On the third Sunday of Advent we witness a lightening from royal purple to pink in the priestly vestments and the candles of the Advent wreath. For the Church, pink or rose is the color of joy. This theme is clear in the first two readings and the psalm: “Sing praises to the Lord … Shout aloud and sing for joy.” The savior is coming!
In Luke’s Gospel, John the Baptist lights the way to prepare for the arrival of this Messiah. He reads the signs of his times and sees poverty, corruption and power disparities. He advises his followers to repair damaged relationships. Those who have two cloaks should give one to those who have none. Tax collectors should demand only that which is due and soldiers should not abuse their power. John is instructing people to act justly as individuals to address societal problems and heal the larger community.
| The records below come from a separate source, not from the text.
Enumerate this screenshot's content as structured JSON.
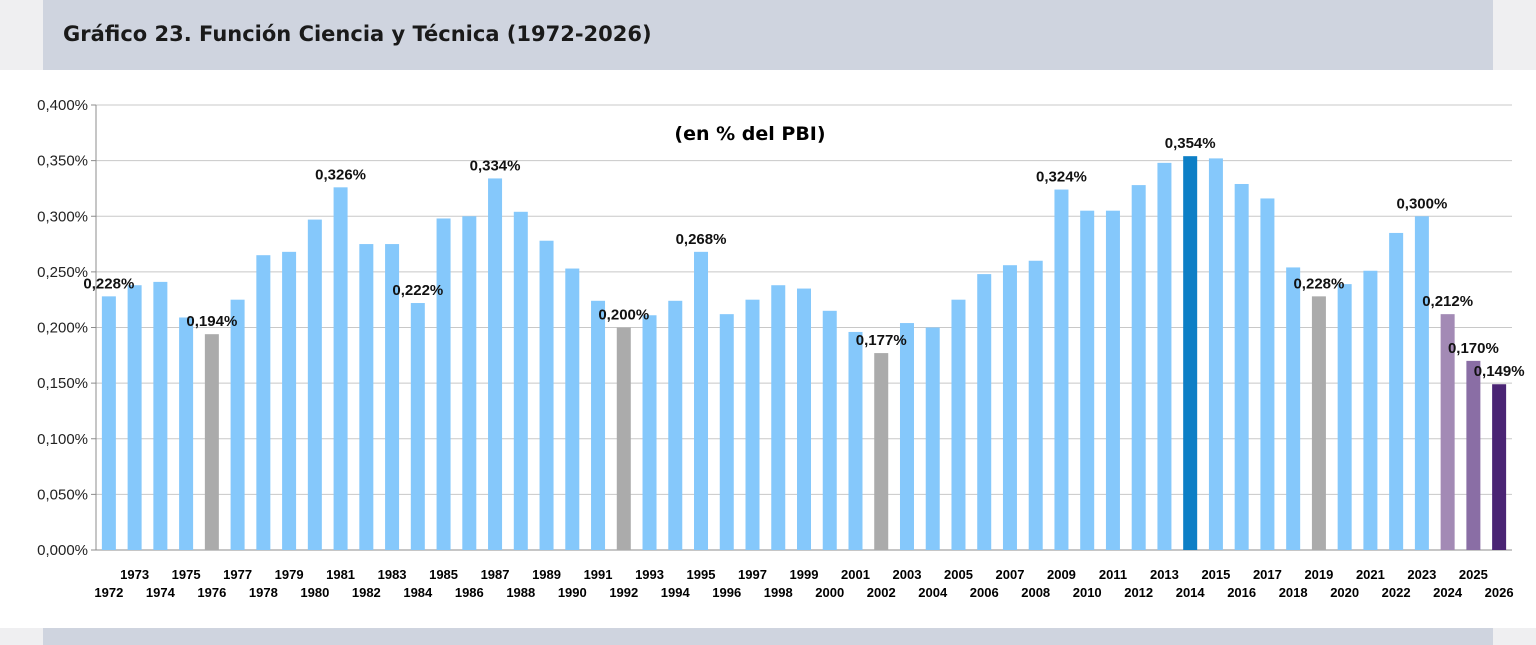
{
  "title": "Gráfico 23. Función Ciencia y Técnica (1972-2026)",
  "colors": {
    "default": "#85c8fb",
    "highlight_max": "#0d7fc6",
    "grey": "#ababab",
    "projection_light": "#a38ab5",
    "projection_mid": "#8a6ea5",
    "projection_dark": "#4a2474"
  },
  "chart_data": {
    "type": "bar",
    "subtitle": "(en % del PBI)",
    "ylim": [
      0,
      0.4
    ],
    "ytick_step": 0.05,
    "ytick_labels": [
      "0,000%",
      "0,050%",
      "0,100%",
      "0,150%",
      "0,200%",
      "0,250%",
      "0,300%",
      "0,350%",
      "0,400%"
    ],
    "grid": true,
    "categories": [
      "1972",
      "1973",
      "1974",
      "1975",
      "1976",
      "1977",
      "1978",
      "1979",
      "1980",
      "1981",
      "1982",
      "1983",
      "1984",
      "1985",
      "1986",
      "1987",
      "1988",
      "1989",
      "1990",
      "1991",
      "1992",
      "1993",
      "1994",
      "1995",
      "1996",
      "1997",
      "1998",
      "1999",
      "2000",
      "2001",
      "2002",
      "2003",
      "2004",
      "2005",
      "2006",
      "2007",
      "2008",
      "2009",
      "2010",
      "2011",
      "2012",
      "2013",
      "2014",
      "2015",
      "2016",
      "2017",
      "2018",
      "2019",
      "2020",
      "2021",
      "2022",
      "2023",
      "2024",
      "2025",
      "2026"
    ],
    "values": [
      0.228,
      0.238,
      0.241,
      0.209,
      0.194,
      0.225,
      0.265,
      0.268,
      0.297,
      0.326,
      0.275,
      0.275,
      0.222,
      0.298,
      0.3,
      0.334,
      0.304,
      0.278,
      0.253,
      0.224,
      0.2,
      0.211,
      0.224,
      0.268,
      0.212,
      0.225,
      0.238,
      0.235,
      0.215,
      0.196,
      0.177,
      0.204,
      0.2,
      0.225,
      0.248,
      0.256,
      0.26,
      0.324,
      0.305,
      0.305,
      0.328,
      0.348,
      0.354,
      0.352,
      0.329,
      0.316,
      0.254,
      0.228,
      0.239,
      0.251,
      0.285,
      0.3,
      0.212,
      0.17,
      0.149
    ],
    "bar_colors": [
      "default",
      "default",
      "default",
      "default",
      "grey",
      "default",
      "default",
      "default",
      "default",
      "default",
      "default",
      "default",
      "default",
      "default",
      "default",
      "default",
      "default",
      "default",
      "default",
      "default",
      "grey",
      "default",
      "default",
      "default",
      "default",
      "default",
      "default",
      "default",
      "default",
      "default",
      "grey",
      "default",
      "default",
      "default",
      "default",
      "default",
      "default",
      "default",
      "default",
      "default",
      "default",
      "default",
      "highlight_max",
      "default",
      "default",
      "default",
      "default",
      "grey",
      "default",
      "default",
      "default",
      "default",
      "projection_light",
      "projection_mid",
      "projection_dark"
    ],
    "data_labels": [
      {
        "category": "1972",
        "label": "0,228%"
      },
      {
        "category": "1976",
        "label": "0,194%"
      },
      {
        "category": "1981",
        "label": "0,326%"
      },
      {
        "category": "1984",
        "label": "0,222%"
      },
      {
        "category": "1987",
        "label": "0,334%"
      },
      {
        "category": "1992",
        "label": "0,200%"
      },
      {
        "category": "1995",
        "label": "0,268%"
      },
      {
        "category": "2002",
        "label": "0,177%"
      },
      {
        "category": "2009",
        "label": "0,324%"
      },
      {
        "category": "2014",
        "label": "0,354%"
      },
      {
        "category": "2019",
        "label": "0,228%"
      },
      {
        "category": "2023",
        "label": "0,300%"
      },
      {
        "category": "2024",
        "label": "0,212%"
      },
      {
        "category": "2025",
        "label": "0,170%"
      },
      {
        "category": "2026",
        "label": "0,149%"
      }
    ]
  }
}
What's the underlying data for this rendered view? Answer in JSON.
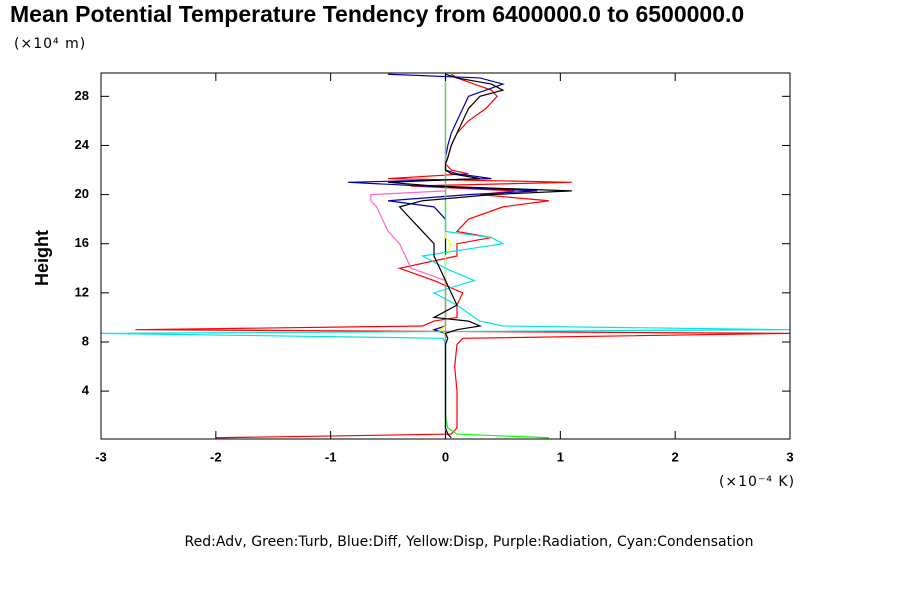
{
  "chart_data": {
    "type": "profile",
    "title": "Mean Potential Temperature Tendency from 6400000.0 to 6500000.0",
    "y_label": "Height",
    "y_unit": "(×10⁴ m)",
    "x_unit": "(×10⁻⁴ K)",
    "caption": "Red:Adv, Green:Turb, Blue:Diff, Yellow:Disp, Purple:Radiation, Cyan:Condensation",
    "xlim": [
      -3,
      3
    ],
    "xticks": [
      -3,
      -2,
      -1,
      0,
      1,
      2,
      3
    ],
    "ylim": [
      0.1,
      29.9
    ],
    "yticks": [
      4,
      8,
      12,
      16,
      20,
      24,
      28
    ],
    "heights": [
      0.2,
      0.5,
      1,
      2,
      4,
      6,
      7.8,
      8.3,
      8.7,
      9,
      9.3,
      9.7,
      10,
      11,
      12,
      13,
      14,
      15,
      16,
      16.5,
      17,
      18,
      19,
      19.5,
      20,
      20.3,
      20.7,
      21,
      21.3,
      21.7,
      22,
      22.5,
      23,
      24,
      25,
      26,
      27,
      28,
      28.5,
      29,
      29.5,
      29.8
    ],
    "series": [
      {
        "color": "#ff0000",
        "values": [
          -2,
          0.05,
          0.1,
          0.1,
          0.1,
          0.08,
          0.1,
          0.15,
          3,
          -2.7,
          -0.2,
          -0.1,
          0.1,
          0.1,
          0.15,
          -0.1,
          -0.4,
          0.1,
          0.1,
          0.4,
          0.1,
          0.2,
          0.5,
          0.9,
          0.3,
          0.6,
          -0.3,
          1.1,
          -0.5,
          0.2,
          0.05,
          0,
          0.02,
          0.05,
          0.1,
          0.2,
          0.35,
          0.45,
          0.4,
          0.25,
          0.1,
          0.05
        ]
      },
      {
        "color": "#00ff00",
        "values": [
          0.9,
          0.1,
          0.02,
          0,
          0,
          0,
          0,
          0,
          0,
          -0.1,
          0,
          0,
          0,
          0,
          0,
          0,
          0,
          0,
          0,
          0,
          0,
          0,
          0,
          0,
          0,
          0,
          0,
          0,
          0,
          0,
          0,
          0,
          0,
          0,
          0,
          0,
          0,
          0,
          0,
          0,
          0,
          0
        ]
      },
      {
        "color": "#0000aa",
        "values": [
          0,
          0,
          0,
          0,
          0,
          0,
          0,
          0,
          0,
          -0.1,
          0,
          0,
          0,
          0,
          0,
          0,
          0,
          0,
          0,
          0,
          0,
          0,
          -0.1,
          -0.5,
          0.2,
          0.8,
          -0.2,
          -0.85,
          0.4,
          0.1,
          0,
          0,
          0,
          0.02,
          0.05,
          0.1,
          0.15,
          0.2,
          0.35,
          0.5,
          0.3,
          -0.5
        ]
      },
      {
        "color": "#ffff00",
        "values": [
          0,
          0,
          0,
          0,
          0,
          0,
          0,
          0,
          0,
          -0.05,
          0,
          0,
          0,
          0,
          0,
          0,
          0,
          0,
          0.05,
          0,
          0,
          0,
          0,
          0,
          0,
          0,
          0,
          0,
          0,
          0,
          0,
          0,
          0,
          0,
          0,
          0,
          0,
          0,
          0,
          0,
          0,
          0
        ]
      },
      {
        "color": "#ff66cc",
        "values": [
          0,
          0,
          0,
          0,
          0,
          0,
          0,
          0,
          0,
          0,
          0,
          0,
          0,
          0,
          0,
          0,
          -0.3,
          -0.35,
          -0.4,
          -0.45,
          -0.5,
          -0.55,
          -0.6,
          -0.65,
          -0.65,
          0,
          0,
          0,
          0,
          0,
          0,
          0,
          0,
          0,
          0,
          0,
          0,
          0,
          0,
          0,
          0,
          0
        ]
      },
      {
        "color": "#00e5e5",
        "values": [
          0,
          0,
          0,
          0,
          0,
          0,
          0,
          -0.02,
          -3,
          3,
          0.5,
          0.3,
          0.25,
          0.1,
          -0.1,
          0.25,
          0,
          -0.2,
          0.5,
          0.4,
          0,
          0,
          0,
          0,
          0,
          0,
          0,
          0,
          0,
          0,
          0,
          0,
          0,
          0,
          0,
          0,
          0,
          0,
          0,
          0,
          0,
          0
        ]
      },
      {
        "color": "#000000",
        "values": [
          0.05,
          0.02,
          0,
          0,
          0,
          0,
          0,
          0.02,
          0,
          0.1,
          0.3,
          0.2,
          -0.1,
          0.1,
          0.05,
          0,
          -0.05,
          -0.1,
          -0.1,
          -0.15,
          -0.2,
          -0.3,
          -0.4,
          -0.2,
          0.4,
          1.1,
          -0.1,
          -0.5,
          0.3,
          0.05,
          0,
          0,
          0.02,
          0.05,
          0.1,
          0.15,
          0.2,
          0.3,
          0.5,
          0.4,
          0.1,
          0
        ]
      }
    ]
  }
}
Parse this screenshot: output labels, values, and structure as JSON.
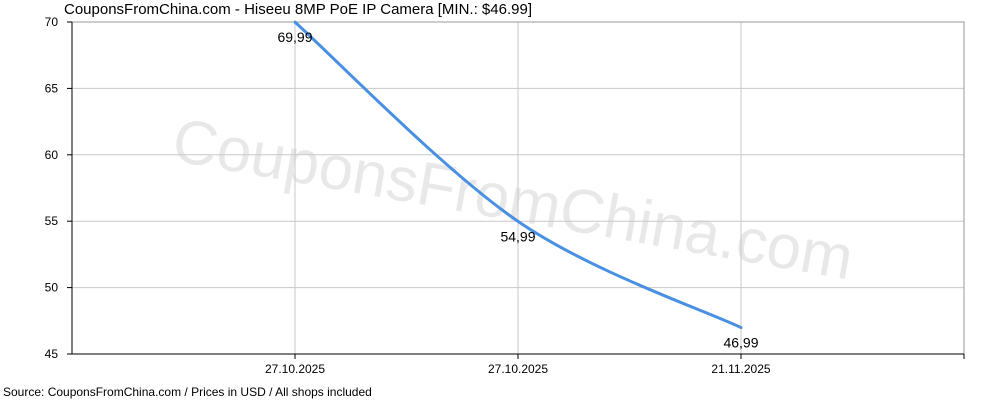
{
  "title": "CouponsFromChina.com - Hiseeu 8MP PoE IP Camera [MIN.: $46.99]",
  "footer": "Source: CouponsFromChina.com / Prices in USD / All shops included",
  "watermark": "CouponsFromChina.com",
  "colors": {
    "line": "#4a90e2",
    "grid": "#c8c8c8",
    "plot_border": "#9a9a9a",
    "axis": "#000000",
    "background": "#ffffff"
  },
  "chart_data": {
    "type": "line",
    "title": "CouponsFromChina.com - Hiseeu 8MP PoE IP Camera [MIN.: $46.99]",
    "x": [
      "27.10.2025",
      "27.10.2025",
      "21.11.2025"
    ],
    "series": [
      {
        "values": [
          69.99,
          54.99,
          46.99
        ],
        "labels": [
          "69,99",
          "54,99",
          "46,99"
        ]
      }
    ],
    "yticks": [
      45,
      50,
      55,
      60,
      65,
      70
    ],
    "ylim": [
      45,
      70
    ],
    "grid": true,
    "xlabel": "",
    "ylabel": ""
  }
}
In other words, people are responsible for creating the right relationships that will be the cornerstone of God’s kingdom.
The emphasis on right relationships reminds me of a recent visit I made with a group of college students to a part of the Navajo Nation located in New Mexico. Our host for the week was a Navajo man named Larry Emerson. Larry has a farm that uses both modern and traditional practices. He invites groups to visit to learn the Navajo way, reconnect with the indigenous wisdom that dwells within everyone, and demonstrate a different model of living today.
While at the farm we worked on a rammed earth building. We mixed soil, hay, and water to create mud plaster for the wall surfaces. We collected rocks, gravel, and sand for the floor. The land provided what we needed and we used it with reverence, gratitude, and restraint so as not to destabilize hillsides and cause erosion. Roofing materials and other supplies came from Home Depot. The Navajo way is not a rejection of all things modern; balance is key.
We tried to walk softly on the earth during our time at the farm. We showered infrequently, used a composting toilet, and ate simple meals. Larry asked us to think about and feel deeply our connection to the earth. He emphasized the importance of good stewardship, not simply to ensure that creation’s resources remained available for our use, but because of the intrinsic value and dignity of all beings and things. We are, after all, created of the same stuff.
Our daily sunrise ceremony reinforced these ideas. As the sun rose, we faced east and Larry banged a ceremonial drum, chanted and danced to greet the day. We turned south, then west, and finally north, completing the circle. In this way we prayed for all that exists in the four directions and acknowledged our place within the cosmos.
At different times during the week, we entered the sacred space of the hoghan, a womblike Navajo structure. We sat for hours talking, being together, coming to know each other and ourselves more authentically. With Larry as our guide we learned and grew in profound ways.
Larry is reading the signs of the times. Along with the persistent problems identified by John the Baptist, he sees our disconnection from the natural world, marginalization of ancient wisdom, and alienation from each other leading us away from peace, justice and joy.
This man, whose relations were displaced and massacred by the early European settlers, was separated from his family when he was forced to attend a government boarding school. His long braid was cut and he was prohibited from speaking Diné, the language of his heart. Later he was “drafted” to serve in the U.S. war in Vietnam. But Larry and the Navajo survived. Today he is a voice in the mountain desert of New Mexico calling us to right relationships with the earth, the cosmos, and each other.
Larry, like John the Baptist, lights the way on a different path with a message of hope. A just and peace filled world is possible but it begins with our individual decisions and actions. We are the co-creators of the coming kingdom-community of God. What a tremendous gift. Rejoice, rejoice, rejoice!